In file 'ifcfg-p6p1' set 'ONBOOT=yes', in file 'ifcfg-em1' set 'ONBOOT=no'.

Reboot machine. When it started to go back, unplug copper wire and plug mellanox in.

After machine is booted, check /etc/resolv.conf and restore it if needed.

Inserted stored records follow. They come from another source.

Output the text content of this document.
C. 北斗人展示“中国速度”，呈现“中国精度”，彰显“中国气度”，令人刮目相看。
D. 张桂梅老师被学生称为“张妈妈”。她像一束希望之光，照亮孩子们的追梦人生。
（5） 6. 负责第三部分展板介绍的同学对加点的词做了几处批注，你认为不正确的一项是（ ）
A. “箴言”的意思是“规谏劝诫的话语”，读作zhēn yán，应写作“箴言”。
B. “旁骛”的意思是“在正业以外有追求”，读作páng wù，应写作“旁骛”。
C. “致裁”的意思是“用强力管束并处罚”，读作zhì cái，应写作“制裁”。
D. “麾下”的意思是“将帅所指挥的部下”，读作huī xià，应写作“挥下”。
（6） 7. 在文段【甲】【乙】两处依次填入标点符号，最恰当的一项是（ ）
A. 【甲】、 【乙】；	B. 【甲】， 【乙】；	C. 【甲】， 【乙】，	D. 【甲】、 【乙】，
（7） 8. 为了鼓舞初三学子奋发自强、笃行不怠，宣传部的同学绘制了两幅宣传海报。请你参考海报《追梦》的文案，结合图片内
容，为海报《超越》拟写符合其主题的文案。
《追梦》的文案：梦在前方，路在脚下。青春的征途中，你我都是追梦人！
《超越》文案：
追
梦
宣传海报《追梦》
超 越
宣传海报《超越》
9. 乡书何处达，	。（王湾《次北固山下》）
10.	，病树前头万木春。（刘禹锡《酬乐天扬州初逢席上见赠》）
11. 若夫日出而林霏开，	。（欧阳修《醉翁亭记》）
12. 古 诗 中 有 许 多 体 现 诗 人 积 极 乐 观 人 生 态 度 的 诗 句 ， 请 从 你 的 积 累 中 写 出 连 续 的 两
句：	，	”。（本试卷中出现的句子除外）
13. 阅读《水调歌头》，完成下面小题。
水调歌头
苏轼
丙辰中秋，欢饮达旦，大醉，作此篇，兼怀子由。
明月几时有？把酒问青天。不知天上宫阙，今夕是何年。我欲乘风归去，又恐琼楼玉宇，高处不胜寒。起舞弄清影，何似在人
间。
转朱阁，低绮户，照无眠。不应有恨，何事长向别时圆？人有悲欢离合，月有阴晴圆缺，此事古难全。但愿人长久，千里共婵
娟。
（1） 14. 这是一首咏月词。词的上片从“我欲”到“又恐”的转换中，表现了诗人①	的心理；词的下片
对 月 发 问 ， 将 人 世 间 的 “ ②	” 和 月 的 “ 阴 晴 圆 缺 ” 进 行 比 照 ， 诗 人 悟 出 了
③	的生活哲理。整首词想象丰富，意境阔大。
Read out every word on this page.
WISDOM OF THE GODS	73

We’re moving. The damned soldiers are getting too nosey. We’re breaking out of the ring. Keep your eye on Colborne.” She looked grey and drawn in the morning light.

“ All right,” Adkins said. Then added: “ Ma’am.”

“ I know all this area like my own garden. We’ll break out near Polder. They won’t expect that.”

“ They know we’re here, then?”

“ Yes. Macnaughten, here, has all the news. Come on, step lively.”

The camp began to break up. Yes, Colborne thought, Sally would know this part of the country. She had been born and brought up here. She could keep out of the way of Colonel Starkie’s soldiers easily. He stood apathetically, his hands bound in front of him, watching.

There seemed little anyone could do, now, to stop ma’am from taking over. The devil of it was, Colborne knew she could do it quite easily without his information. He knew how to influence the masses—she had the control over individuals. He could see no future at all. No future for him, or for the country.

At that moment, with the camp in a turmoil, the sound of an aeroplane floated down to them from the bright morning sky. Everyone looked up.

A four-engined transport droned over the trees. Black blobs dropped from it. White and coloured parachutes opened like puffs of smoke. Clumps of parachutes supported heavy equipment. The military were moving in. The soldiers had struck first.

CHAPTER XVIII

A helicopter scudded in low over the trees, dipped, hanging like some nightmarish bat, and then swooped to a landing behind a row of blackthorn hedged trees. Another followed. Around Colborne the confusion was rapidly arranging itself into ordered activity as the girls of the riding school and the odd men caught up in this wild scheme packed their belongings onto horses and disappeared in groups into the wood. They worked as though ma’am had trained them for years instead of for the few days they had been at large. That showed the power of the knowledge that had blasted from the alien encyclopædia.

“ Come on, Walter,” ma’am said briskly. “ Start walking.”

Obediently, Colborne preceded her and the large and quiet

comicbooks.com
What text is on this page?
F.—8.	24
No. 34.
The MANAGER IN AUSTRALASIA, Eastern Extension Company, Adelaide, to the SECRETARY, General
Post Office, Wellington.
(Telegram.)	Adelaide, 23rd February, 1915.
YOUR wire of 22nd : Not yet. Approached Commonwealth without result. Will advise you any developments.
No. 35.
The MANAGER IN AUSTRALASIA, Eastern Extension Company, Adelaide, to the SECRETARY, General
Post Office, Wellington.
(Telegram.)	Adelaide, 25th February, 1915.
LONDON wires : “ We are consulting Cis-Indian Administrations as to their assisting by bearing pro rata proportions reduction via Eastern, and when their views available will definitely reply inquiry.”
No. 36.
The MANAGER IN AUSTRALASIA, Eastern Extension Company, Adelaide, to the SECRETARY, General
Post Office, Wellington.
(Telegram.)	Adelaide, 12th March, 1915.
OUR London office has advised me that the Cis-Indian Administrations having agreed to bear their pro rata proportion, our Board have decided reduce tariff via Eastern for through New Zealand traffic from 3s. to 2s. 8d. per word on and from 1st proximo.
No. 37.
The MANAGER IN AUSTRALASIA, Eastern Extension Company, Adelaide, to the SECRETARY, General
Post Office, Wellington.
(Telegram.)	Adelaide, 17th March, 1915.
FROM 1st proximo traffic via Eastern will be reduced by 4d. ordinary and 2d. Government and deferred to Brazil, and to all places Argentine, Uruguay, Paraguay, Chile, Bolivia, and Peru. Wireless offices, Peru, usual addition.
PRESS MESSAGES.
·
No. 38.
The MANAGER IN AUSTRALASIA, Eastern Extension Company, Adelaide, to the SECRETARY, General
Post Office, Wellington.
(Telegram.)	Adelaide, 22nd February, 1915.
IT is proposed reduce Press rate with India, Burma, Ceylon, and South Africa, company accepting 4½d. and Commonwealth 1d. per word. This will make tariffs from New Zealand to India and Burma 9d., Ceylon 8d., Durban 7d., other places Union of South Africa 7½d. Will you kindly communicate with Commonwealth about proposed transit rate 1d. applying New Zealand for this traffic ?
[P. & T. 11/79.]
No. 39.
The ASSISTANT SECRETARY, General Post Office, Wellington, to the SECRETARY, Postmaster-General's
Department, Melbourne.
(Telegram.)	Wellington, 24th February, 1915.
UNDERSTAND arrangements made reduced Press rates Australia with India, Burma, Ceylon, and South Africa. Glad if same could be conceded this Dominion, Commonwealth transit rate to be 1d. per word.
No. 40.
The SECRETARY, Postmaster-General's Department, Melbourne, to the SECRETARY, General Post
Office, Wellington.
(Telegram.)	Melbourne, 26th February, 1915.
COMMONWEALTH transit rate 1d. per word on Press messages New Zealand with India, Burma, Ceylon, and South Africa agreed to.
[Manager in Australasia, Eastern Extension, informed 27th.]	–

Useful command: netstat -rn shows routing.

RHEL7

Run

yum install numactl
cd /root
cp /usr/downloads/mlnx-en-3.1-1.0.4.tgz .
gunzip mlnx-en-3.1-1.0.4.tgz
tar xvf mlnx-en-3.1-1.0.4.tar
rm mlnx-en-3.1-1.0.4.tar
cd mlnx-en-3.1-1.0.4
./install.sh


#Run command
# /sbin/connectx_port_config --show
#to display port settings, change it with
# /sbin/connectx_port_config 
#setting all ports to 'eth'.

Configure new 'eth' port as desired (left port seems p6p2 now ...). Use for example text interface to NetworkManager called 'nmtui'. Set 'Manual', IP address with mask (like 129.57.167.41/24) and gateway (like 129.57.167.99) only, ignore the rest. Reboot machine, unplug copper ethernet when starts booting, it should come back using fiber.

RHEL6

Run

yum install numactl
cd /root
cp /usr/downloads/MLNX_OFED_LINUX-3.1-1.0.3-rhel6.7-x86_64.iso .
mkdir tmp
mount -o loop MLNX_OFED_LINUX-3.1-1.0.3-rhel6.7-x86_64.iso tmp
cd tmp
./mlnxofedinstall

Run command (as instructed by installation process):

/etc/init.d/openibd restart

Run command

/sbin/connectx_port_config --show

to display port settings, change it with

/sbin/connectx_port_config 

setting all ports to 'eth'.

After it installed, run /usr/bin/system-config-network and add new device eth0 as manual network with appropriate settings (do NOT specify DNS servers !). Shutdown computer, unplug copper cable and start computer, 10G fiber link should become default one. OR, if fiber already plugged in, set BOOT=no for copper port currently in use, set BOOT=yes for fiber port, and reboot.